小鳥遊と目が合うや否や、琴音は頬を赤らめる。
「そうだ、私……! あのっ、さっきはごめんなさい! 小鳥遊さんはケガしませんでしたか!?」
「平気だよ。ところで、どうしてあんなに急いでたんだい?」
「……今日、クラスメイトの家に遊びに行く予定だったんです。でも、遅刻しそうで……」
「なるほど。ちなみに、それって二階堂さんかな?」
「あ――そうです! なんで分かったんですか?」
「つい先程、彼女から連絡が来てね。うちで保護していると伝えたから、もうすぐ来るはずだよ」
琴音が驚いたのも束の間。襖は勢いよくスライドし、焦る少女を招き入れた。
「新城さん!」
「二階堂さん――ってうわっ!」
「良かった……わたしのせいで……」
柄にもなく二階堂は、琴音を強く抱きしめる。数秒呆気に取られる琴音だったが、恐る恐る手を伸ばすと、同じように彼女を抱きしめた。

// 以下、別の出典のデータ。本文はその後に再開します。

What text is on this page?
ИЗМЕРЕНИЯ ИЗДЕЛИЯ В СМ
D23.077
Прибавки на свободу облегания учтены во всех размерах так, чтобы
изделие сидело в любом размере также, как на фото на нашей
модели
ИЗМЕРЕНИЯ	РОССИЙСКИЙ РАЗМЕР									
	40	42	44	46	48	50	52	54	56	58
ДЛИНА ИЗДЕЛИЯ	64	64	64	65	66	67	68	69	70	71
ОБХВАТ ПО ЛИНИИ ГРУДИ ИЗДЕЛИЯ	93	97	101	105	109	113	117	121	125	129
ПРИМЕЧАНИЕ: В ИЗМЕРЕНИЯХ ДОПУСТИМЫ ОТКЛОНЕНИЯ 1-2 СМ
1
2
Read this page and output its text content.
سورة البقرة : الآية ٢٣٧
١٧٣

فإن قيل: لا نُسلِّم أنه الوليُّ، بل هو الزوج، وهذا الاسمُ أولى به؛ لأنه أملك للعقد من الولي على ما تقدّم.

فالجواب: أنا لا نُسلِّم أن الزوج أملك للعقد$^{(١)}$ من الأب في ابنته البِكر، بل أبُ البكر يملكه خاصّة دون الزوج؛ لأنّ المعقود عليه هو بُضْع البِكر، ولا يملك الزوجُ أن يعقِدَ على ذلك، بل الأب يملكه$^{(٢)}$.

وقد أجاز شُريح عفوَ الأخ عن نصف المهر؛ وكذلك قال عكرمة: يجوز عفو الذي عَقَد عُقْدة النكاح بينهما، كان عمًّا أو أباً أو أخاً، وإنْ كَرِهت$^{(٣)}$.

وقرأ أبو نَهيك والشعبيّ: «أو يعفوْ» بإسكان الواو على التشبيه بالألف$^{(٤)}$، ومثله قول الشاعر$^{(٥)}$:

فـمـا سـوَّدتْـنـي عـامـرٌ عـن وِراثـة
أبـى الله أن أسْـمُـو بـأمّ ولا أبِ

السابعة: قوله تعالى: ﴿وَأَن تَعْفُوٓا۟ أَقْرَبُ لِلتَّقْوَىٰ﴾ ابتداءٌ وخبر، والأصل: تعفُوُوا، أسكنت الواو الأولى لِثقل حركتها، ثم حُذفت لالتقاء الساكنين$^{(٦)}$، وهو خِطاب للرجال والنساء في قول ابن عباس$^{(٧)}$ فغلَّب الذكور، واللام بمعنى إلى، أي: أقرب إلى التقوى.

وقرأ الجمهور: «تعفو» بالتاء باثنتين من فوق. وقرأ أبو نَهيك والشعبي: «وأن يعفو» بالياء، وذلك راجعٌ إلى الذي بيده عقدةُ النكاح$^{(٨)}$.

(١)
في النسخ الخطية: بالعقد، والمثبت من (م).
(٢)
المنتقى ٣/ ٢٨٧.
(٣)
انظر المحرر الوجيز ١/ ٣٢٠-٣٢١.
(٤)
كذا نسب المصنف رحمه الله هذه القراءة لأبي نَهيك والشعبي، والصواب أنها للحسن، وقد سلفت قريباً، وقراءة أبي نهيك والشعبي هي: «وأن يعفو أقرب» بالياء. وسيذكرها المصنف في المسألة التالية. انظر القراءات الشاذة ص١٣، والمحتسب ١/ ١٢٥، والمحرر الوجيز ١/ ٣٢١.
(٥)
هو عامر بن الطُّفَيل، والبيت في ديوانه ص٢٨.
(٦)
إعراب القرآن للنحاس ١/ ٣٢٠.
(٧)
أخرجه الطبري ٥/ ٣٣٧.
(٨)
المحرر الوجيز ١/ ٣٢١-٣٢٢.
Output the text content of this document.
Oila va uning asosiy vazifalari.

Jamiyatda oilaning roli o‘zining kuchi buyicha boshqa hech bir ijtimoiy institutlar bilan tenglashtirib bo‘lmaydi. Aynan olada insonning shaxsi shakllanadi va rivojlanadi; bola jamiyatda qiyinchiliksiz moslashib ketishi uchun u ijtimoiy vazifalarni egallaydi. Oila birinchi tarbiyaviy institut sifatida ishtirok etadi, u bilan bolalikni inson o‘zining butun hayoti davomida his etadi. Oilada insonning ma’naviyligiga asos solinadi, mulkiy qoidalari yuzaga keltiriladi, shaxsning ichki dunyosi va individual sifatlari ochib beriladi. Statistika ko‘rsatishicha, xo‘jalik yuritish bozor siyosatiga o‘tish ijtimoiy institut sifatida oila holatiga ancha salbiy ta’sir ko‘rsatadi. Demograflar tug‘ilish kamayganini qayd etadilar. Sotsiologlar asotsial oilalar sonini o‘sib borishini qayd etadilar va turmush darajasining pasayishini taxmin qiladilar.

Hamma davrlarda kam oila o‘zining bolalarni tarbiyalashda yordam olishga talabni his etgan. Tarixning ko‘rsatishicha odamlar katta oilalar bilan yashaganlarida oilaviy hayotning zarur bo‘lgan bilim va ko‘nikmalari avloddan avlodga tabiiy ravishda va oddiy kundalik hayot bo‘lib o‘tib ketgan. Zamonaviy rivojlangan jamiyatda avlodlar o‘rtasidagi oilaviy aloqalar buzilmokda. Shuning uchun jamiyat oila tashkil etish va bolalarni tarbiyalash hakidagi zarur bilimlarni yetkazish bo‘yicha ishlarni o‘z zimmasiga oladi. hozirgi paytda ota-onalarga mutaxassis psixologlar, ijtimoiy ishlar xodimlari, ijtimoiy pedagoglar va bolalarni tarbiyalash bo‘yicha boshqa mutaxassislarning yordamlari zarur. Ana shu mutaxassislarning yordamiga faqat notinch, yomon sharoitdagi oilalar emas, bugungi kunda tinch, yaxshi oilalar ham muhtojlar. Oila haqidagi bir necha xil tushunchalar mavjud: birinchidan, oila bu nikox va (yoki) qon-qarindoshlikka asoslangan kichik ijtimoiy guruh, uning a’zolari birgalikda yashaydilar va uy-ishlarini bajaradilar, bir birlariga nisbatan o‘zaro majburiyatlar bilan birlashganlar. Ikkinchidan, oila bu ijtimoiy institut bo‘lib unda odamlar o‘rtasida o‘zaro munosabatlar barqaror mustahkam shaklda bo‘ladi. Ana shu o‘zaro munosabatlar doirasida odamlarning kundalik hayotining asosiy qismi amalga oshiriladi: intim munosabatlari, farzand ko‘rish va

「ううん、こっちこそごめん。……約束の時間、間に合わなかった。お土産もぐちゃぐちゃになっちゃった」
彼女たちが慰め合っていると、後から何食わぬ顔でレイがやってきた。一瞬視線がぶつかったような気がしたが、誰に挨拶することもなく飼い主を見守る。
『仕方ない。こちらから出向くか』
重い腰を上げたものの、
「おい。起きたならさっさと出ていけよ」
「こら凜太郎! 客人に何てこと言うんだ!」
「いやだって、アイツ外ですっ転んだんだろ? キレイな家がよごれるじゃんか!」
着物を着たツリ目の子供は、敷居を跨がず舌打ちをする。そう――彼は猫モ開催日、琴音を脅した少年だった。
『生憎と、衣類は琴音共々無傷だ。貴様の兄のおかげでな』
そんな裏事情も知らずに、圧をかけ続ける弟。しかし二階堂は彼に歩み寄るや否や、指を組んで訴えかける。
「凜太郎くん。もう少しだけここにいては駄目?」
「あ……いや、その――とうかは別にいいっていうか」
「新城さんも駄目?」
「そ、それは……」
実に分かり易い。弟は尻すぼみに言い訳をすると、耳まで真赤にしてそっぽを向いた。
『二階堂、お前も中々に策士だな』
相手の恋心を利用し、思うままに手で転がすとは。関心していると、小鳥遊兄は両手を合わせ無邪気に微笑む。
「どうせなら、此処にいる全員で遊べばいいんじゃないかな」
「えっ!? ちょっ、アニキ何言って」
「凜太郎も、二階堂さんと遊びたいだろう?」
「はあっ!? べ、べべべつにそんなことねえけど!? っ……とうかさんがどうしたいかだし!」
二階堂は小鳥遊弟を見つめたまま、小さく頷く。
「私は賛成。新城さんは?」
「えっ……と、うん。私も大丈夫」
「じゃあ決まり。ヨスガくんとレイも良い?」
「問題無い」
「ン」
果たして、俺の返事は兄弟にどう聞こえたのだろうか。兄は顎に手をあて笑うと、おもむろに立ち上がる。
「ははっ、決まりだね。では場所を変えよう。中庭に綺麗な花が咲いたんだ」
小鳥遊兄は琴音の手をとると、彼女をゆっくりと立たせる。かくして、三竦みのような奇妙な茶会は幕を上げた。